Back to the here and now, there have been rumours flying around recently that AMD's next generation of GPUs will be limited to 4GB frame buffers when using HBM, and we can confirm this is the case. While AMD is still only referring to a 'HBM-based ASIC', the designs all show a GPU flanked by four HBM stacks, which as we know are currently limited to 1GB each. We're not clear on the reason for the four stack limit (possibly memory controller design), but AMD insists that 4GB is not going to be a limitation, even at high resolutions. Joe Macri, CTO Client & Graphics, AMD, claimed that 'you'd be blown away at how much [frame buffer] is wasted' and AMD has invested in making better use of the frame buffer, although the company didn't go into specifics. The additional potential bandwidth will help too, and it's worth noting that Nvidia's next generation of GPUs, Pascal, will use HBM as well, and so the green team may face similar limits – the latest available Pascal renders certainly suggest a four stack solution.
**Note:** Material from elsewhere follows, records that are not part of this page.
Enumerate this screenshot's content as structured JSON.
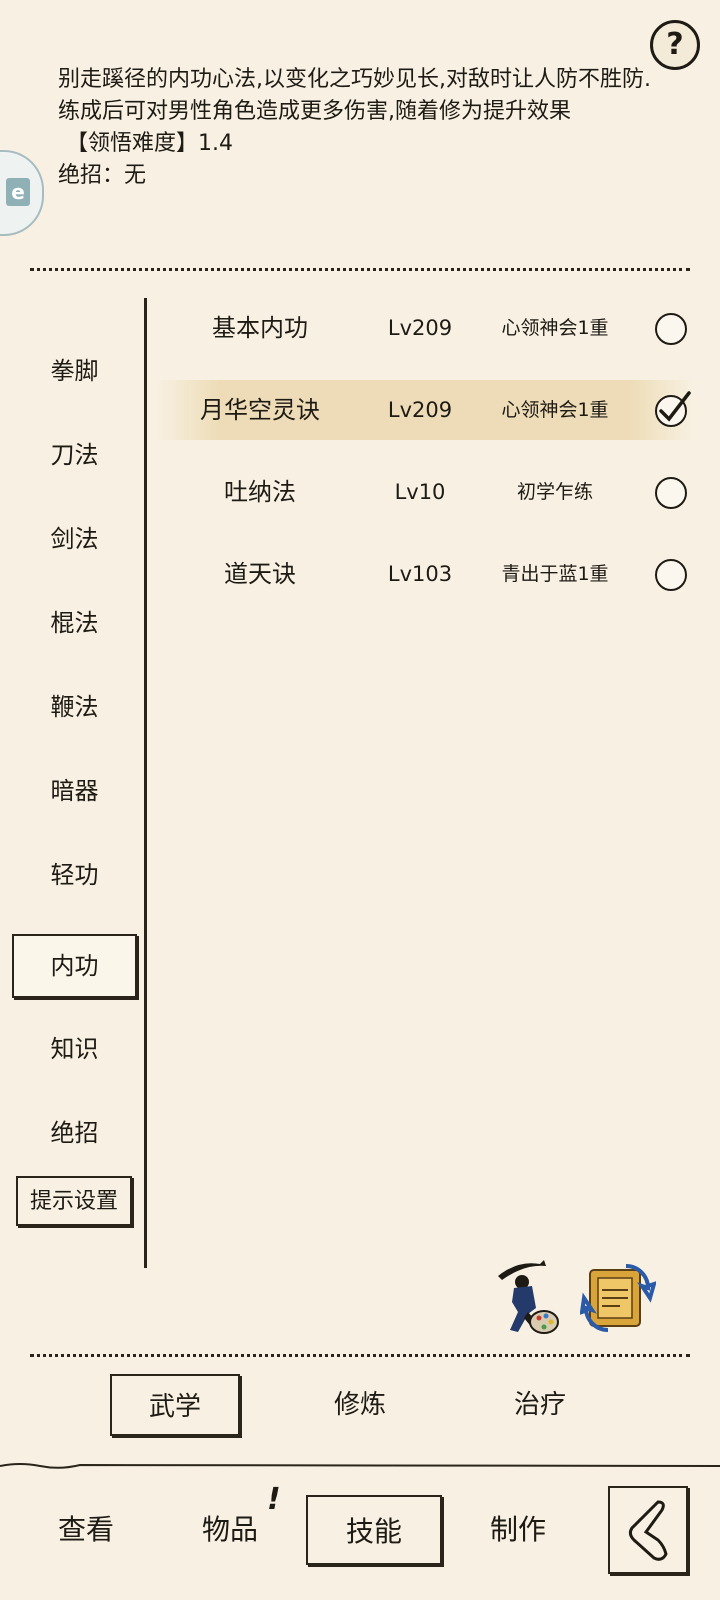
{
  "help": {
    "label": "?"
  },
  "description": {
    "text": "别走蹊径的内功心法,以变化之巧妙见长,对敌时让人防不胜防.练成后可对男性角色造成更多伤害,随着修为提升效果",
    "difficulty": "【领悟难度】1.4",
    "ultimate": "绝招：无"
  },
  "side_tab_mark": "e",
  "categories": [
    {
      "label": "拳脚"
    },
    {
      "label": "刀法"
    },
    {
      "label": "剑法"
    },
    {
      "label": "棍法"
    },
    {
      "label": "鞭法"
    },
    {
      "label": "暗器"
    },
    {
      "label": "轻功"
    },
    {
      "label": "内功",
      "active": true
    },
    {
      "label": "知识"
    },
    {
      "label": "绝招"
    }
  ],
  "hint_settings": "提示设置",
  "skills": [
    {
      "name": "基本内功",
      "level": "Lv209",
      "rank": "心领神会1重",
      "selected": false
    },
    {
      "name": "月华空灵诀",
      "level": "Lv209",
      "rank": "心领神会1重",
      "selected": true
    },
    {
      "name": "吐纳法",
      "level": "Lv10",
      "rank": "初学乍练",
      "selected": false
    },
    {
      "name": "道天诀",
      "level": "Lv103",
      "rank": "青出于蓝1重",
      "selected": false
    }
  ],
  "icons": {
    "martial": "swordsman-palette-icon",
    "swap": "swap-scroll-icon",
    "back": "back-arrow-icon"
  },
  "subtabs": [
    {
      "label": "武学",
      "active": true
    },
    {
      "label": "修炼",
      "active": false
    },
    {
      "label": "治疗",
      "active": false
    }
  ],
  "nav": [
    {
      "label": "查看",
      "active": false
    },
    {
      "label": "物品",
      "active": false,
      "badge": "!"
    },
    {
      "label": "技能",
      "active": true
    },
    {
      "label": "制作",
      "active": false
    }
  ],
  "colors": {
    "background": "#f8f1e3",
    "ink": "#1e1a14",
    "highlight": "#ecdab2"
  }
}
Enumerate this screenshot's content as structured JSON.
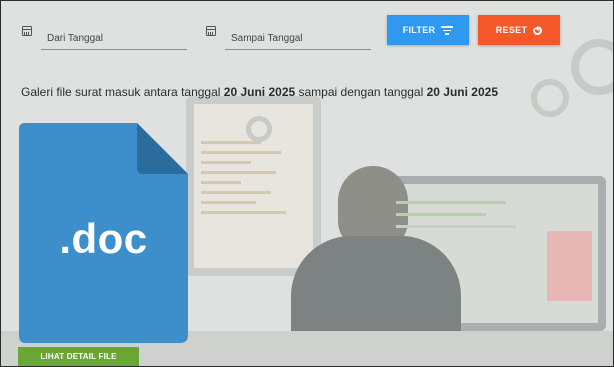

The new design is referred to as a 2.5D package as it has some vertical stacking but isn't a truly 3D package with DRAM atop GPU. This has some interesting implications for cooling. Physically, the DRAM stacks and GPU are at approximately the same height, but the package will be topped by a flat heatspreader with thermal contact material between it, the memory and the GPU. In this way, AMD says, the high-bandwidth memory acts as a heatsink for the GPU, adding surface area to the overall solution – cooling was actually less of a challenge than they originally thought. Still, if the TDP of the new cards is in line with the R9 290-series, let's hope AMD has developed a superior reference cooler or has third-party models ready on day one.

With the R9 300 series still pegged for a Q2 2015 launch, it shouldn't be long now before the first HBM-enabled devices reach the market. While the technology will launch initially at the high-end, where it's needed most for performance but where high volumes aren't as critical, it will clearly benefit lower-end devices in the future too. In particular, it's easy to see AMD's APUs eventually migrating to HBM, as they are very memory bandwidth limited in graphics processing tasks – in fact, AMD all but confirmed this would happen.


With other manufacturers besides Hynix also set to start HBM production and Nvidia already confirmed to be using it with Pascal, it's clear the technology is going to become evermore commonplace in many fields – the space and power savings will be critical to developments in mobile devices, while the higher bandwidth and future scaling will be seen favourably by high performance compute manufacturers. Memory can be a tough topic to get excited about, but we're certainly keen to see what the red and green teams can do with HBM-enabled GPUs.